If false hypotheses constitute a large share of all possible hypotheses, the number of these false proofs may be comparable in numbers to the few hypotheses that are (correctly) proven right. This situation is further biased by the fact that scientists are more likely to report studies where they find something — regardless of whether it is really true or not — than when their hypotheses fail. Later experiments that attempt to replicate these falsely proven hypotheses will fail to do so.
Among scientific fields, psychology and clinical medicine are often reported to have the lowest rates of reproducibility. Unlike physics, our knowledge of biology is still far too incomplete to be able to understand biological systems from first principles. Consequently, hypotheses are more likely to be false, explaining the low reproducibility of experiments.
Some scientists suggest that the replication crisis is a symptom of systemic challenges. According to them, one of the main reasons studies are irreproducible is the publish-or-perish pressure that researchers often face. Are alarmingly large numbers of scientists resorting to unethical practices or shortcuts to achieve publishable results that are hard to reproduce?
In a preprint published on SocArXiv, researchers argue that low reproducibility in a field can exist even if there are no scientists engaging in data forgery or other questionable practices.
The authors, however, do not agree with the base rate fallacy argument. In flipping the argument on its head, they cite how the average newly-hired assistant professor of psychology has 16 publications. These publications test multiple hypotheses, with few of them featuring negative results (owing to the publishing industry and funding agencies incentivizing positive results). If most hypotheses were unlikely to be true, generating such a body of positive results would be unfathomable for most young academics.
To prevent researchers from hypothesizing after results are known (HARKing), clinical or psychological studies are preregistered. This means that their hypotheses and methods are documented before the studies are performed. Comparing preregistered studies to published studies suggests that many hypotheses are indeed false. However, the difference in the numbers of false and true hypotheses (among those tested) isn’t large enough for the base rate fallacy to be a sufficient explanation for the replication crisis.

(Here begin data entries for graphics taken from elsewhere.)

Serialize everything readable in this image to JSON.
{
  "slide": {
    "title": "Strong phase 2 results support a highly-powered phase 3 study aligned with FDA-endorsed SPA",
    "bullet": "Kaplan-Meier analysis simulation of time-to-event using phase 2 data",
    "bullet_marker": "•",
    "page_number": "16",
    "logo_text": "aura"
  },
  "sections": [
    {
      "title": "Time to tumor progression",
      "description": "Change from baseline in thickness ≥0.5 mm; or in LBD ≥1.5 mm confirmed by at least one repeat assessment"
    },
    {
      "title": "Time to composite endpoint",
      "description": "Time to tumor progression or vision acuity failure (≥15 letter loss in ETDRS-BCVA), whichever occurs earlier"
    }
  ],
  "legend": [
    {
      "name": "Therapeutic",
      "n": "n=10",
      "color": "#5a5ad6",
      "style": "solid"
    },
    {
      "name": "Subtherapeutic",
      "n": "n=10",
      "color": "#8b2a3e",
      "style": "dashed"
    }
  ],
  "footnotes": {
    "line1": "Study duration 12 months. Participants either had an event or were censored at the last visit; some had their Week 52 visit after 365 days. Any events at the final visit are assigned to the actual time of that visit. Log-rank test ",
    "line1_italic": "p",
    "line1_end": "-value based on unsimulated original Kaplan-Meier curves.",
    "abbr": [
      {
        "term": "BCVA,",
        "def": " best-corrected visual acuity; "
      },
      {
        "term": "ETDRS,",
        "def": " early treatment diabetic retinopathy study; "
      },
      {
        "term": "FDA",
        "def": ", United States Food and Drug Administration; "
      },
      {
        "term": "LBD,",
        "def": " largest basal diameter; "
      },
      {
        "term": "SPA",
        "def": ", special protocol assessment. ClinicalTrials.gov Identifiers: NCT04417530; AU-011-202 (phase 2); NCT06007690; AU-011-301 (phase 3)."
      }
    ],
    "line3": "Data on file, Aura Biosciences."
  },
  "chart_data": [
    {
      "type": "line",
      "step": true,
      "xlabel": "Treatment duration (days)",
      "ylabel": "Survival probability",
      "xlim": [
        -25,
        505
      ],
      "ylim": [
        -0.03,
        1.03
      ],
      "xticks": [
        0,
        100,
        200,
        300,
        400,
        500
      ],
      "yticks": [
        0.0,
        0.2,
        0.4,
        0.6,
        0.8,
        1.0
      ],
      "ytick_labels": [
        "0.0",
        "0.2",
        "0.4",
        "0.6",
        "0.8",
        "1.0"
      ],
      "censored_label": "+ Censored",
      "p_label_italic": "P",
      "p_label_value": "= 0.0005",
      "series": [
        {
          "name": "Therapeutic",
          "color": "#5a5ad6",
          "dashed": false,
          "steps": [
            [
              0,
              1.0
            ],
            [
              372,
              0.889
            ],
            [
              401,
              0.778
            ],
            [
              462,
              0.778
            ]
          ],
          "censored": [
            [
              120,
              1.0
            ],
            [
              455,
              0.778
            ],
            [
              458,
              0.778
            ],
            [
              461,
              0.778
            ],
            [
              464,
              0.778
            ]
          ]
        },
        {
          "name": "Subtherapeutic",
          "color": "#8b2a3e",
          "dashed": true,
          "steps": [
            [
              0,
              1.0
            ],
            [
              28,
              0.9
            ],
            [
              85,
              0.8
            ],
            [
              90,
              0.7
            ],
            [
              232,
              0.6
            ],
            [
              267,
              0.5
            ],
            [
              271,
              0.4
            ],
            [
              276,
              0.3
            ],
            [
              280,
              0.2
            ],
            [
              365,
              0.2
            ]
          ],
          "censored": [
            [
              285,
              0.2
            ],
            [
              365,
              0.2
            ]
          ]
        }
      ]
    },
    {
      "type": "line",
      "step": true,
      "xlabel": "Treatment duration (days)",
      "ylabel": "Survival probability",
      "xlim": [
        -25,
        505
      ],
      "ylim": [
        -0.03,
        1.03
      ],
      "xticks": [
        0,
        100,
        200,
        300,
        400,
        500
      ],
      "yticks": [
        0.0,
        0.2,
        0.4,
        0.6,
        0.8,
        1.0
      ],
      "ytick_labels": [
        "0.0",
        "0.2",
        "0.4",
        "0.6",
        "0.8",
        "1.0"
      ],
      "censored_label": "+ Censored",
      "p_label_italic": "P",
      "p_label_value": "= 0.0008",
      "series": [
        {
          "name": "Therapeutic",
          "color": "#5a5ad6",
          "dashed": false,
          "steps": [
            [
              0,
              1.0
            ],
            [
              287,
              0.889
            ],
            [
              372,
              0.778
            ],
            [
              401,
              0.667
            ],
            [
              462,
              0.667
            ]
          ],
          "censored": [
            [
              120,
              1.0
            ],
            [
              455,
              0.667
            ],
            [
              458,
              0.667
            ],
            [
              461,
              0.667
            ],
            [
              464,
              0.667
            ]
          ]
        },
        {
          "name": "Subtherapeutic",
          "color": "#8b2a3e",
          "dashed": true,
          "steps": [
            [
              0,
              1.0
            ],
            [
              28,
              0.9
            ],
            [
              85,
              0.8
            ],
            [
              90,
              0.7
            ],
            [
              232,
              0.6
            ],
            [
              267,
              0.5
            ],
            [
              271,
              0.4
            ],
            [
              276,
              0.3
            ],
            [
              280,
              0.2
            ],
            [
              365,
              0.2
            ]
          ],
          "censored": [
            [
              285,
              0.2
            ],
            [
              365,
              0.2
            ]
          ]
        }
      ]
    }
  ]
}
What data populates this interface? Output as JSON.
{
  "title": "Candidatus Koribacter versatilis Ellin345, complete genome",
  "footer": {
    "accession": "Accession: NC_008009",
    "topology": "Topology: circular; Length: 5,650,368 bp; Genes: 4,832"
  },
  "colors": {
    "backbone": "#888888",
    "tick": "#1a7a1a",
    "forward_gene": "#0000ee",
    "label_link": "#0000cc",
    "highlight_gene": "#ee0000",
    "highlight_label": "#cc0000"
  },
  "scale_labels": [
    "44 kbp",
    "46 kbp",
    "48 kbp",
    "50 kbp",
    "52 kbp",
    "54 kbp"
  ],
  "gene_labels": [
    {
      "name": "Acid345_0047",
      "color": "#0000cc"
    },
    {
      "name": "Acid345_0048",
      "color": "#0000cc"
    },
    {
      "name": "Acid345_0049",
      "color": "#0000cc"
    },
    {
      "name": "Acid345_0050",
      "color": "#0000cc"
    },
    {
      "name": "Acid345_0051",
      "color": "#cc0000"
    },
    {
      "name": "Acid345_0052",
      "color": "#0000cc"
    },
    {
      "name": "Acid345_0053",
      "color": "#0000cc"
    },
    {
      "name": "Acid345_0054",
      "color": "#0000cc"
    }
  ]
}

Using low replication rates to claim that a field produces a large number of incorrect findings requires the assumption that effect sizes are fixed. In an experiment that tells how two parameters are related, effect size tells how strong the relationship is. However, depending on the context of the experiment, effect size can vary greatly.
The authors built a statistical model of publication and replication that incorporated variations in effect sizes. The simulations showed replication rates as low as 50% without incorporating unethical behavior.
Rethinking the replication crisis
It is often claimed that the replication crisis has a negative impact on the public’s already-dwindling perception of science. However, lack of reproducibility is an inherent feature of scientific fields exploring bold ideas.
If a hypothesis is highly unlikely to be true, even a positive result means that it is still unlikely that it is indeed true. Results overturned by later experiments highlight the self-correcting nature of science.
Those concerned with the replication crisis offer a range of potential solutions. However, if the crisis is a mere statistical outcome of the scale of modern science, these solutions may have unintended consequences. For example, lowering the significance, which some scientists think can help, will hurt productivity without improving the replication rate.
The authors also suggest that “some reforms may impose disproportionate costs to early career researchers, particularly those whose identities are underrepresented in science.”